Let $k_1,\dots,k_m\in\mathbb{R}^d$, denote by $\mathcal{D}:=\mathcal{N}\left(0,\frac{1}{d}I_d\right)$ and $[n]= \{ 1,\dots,n \} $. I am interested in the following probability:
$P_{ x_1,\dots,x_n\sim \mathcal{D}}\left(\forall i\in[m] , ~j\in [n] , \langle x_1,k_i\rangle > \langle x_j,k_i\rangle \right) $
In other words, given $m$ vectors, what is the probability that drawing $n$ vectors from a Gaussian distribution, the first one will have the largest correlation with all these vectors?
For $m=1$ this probability is $\frac{1}{n}$. This is because the draw of the $x_j$'s is symmetric, so we can also choose $k_1=e_1$. In this case from the symmetry of the problem, the probability that the first coordinate of the first vector is larger than the first coordinate of the other vectors is equal for all of them.

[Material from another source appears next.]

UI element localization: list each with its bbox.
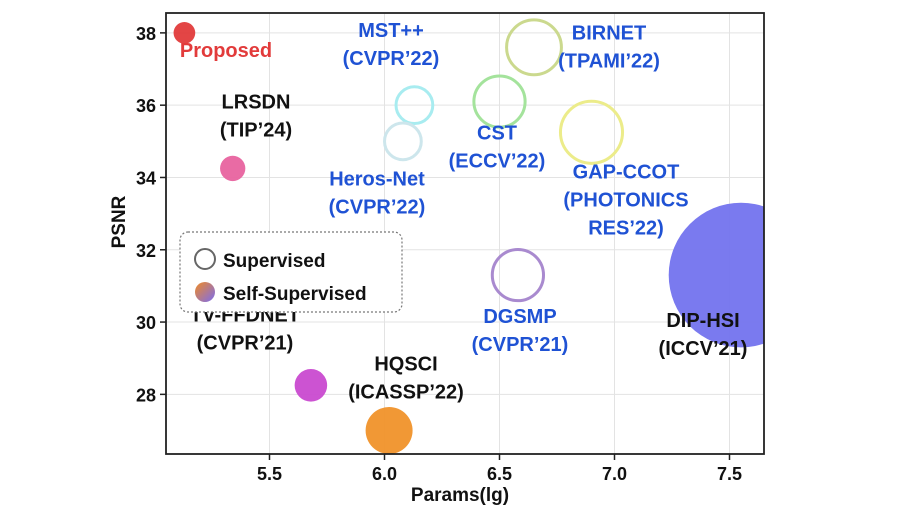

If the $k_i$'s are orthogonal then I think I can show by a similar symmetric argument that this probability is $\left(\frac{1}{n}\right)^m$.
I'm seeking a more general result for any given $k_i$'s. Also, if it can be shown for $\mathcal{D} = \mathcal{U}(\mathbb{S}^{d-1})$ (uniform distribution over the sphere) it is also interesting.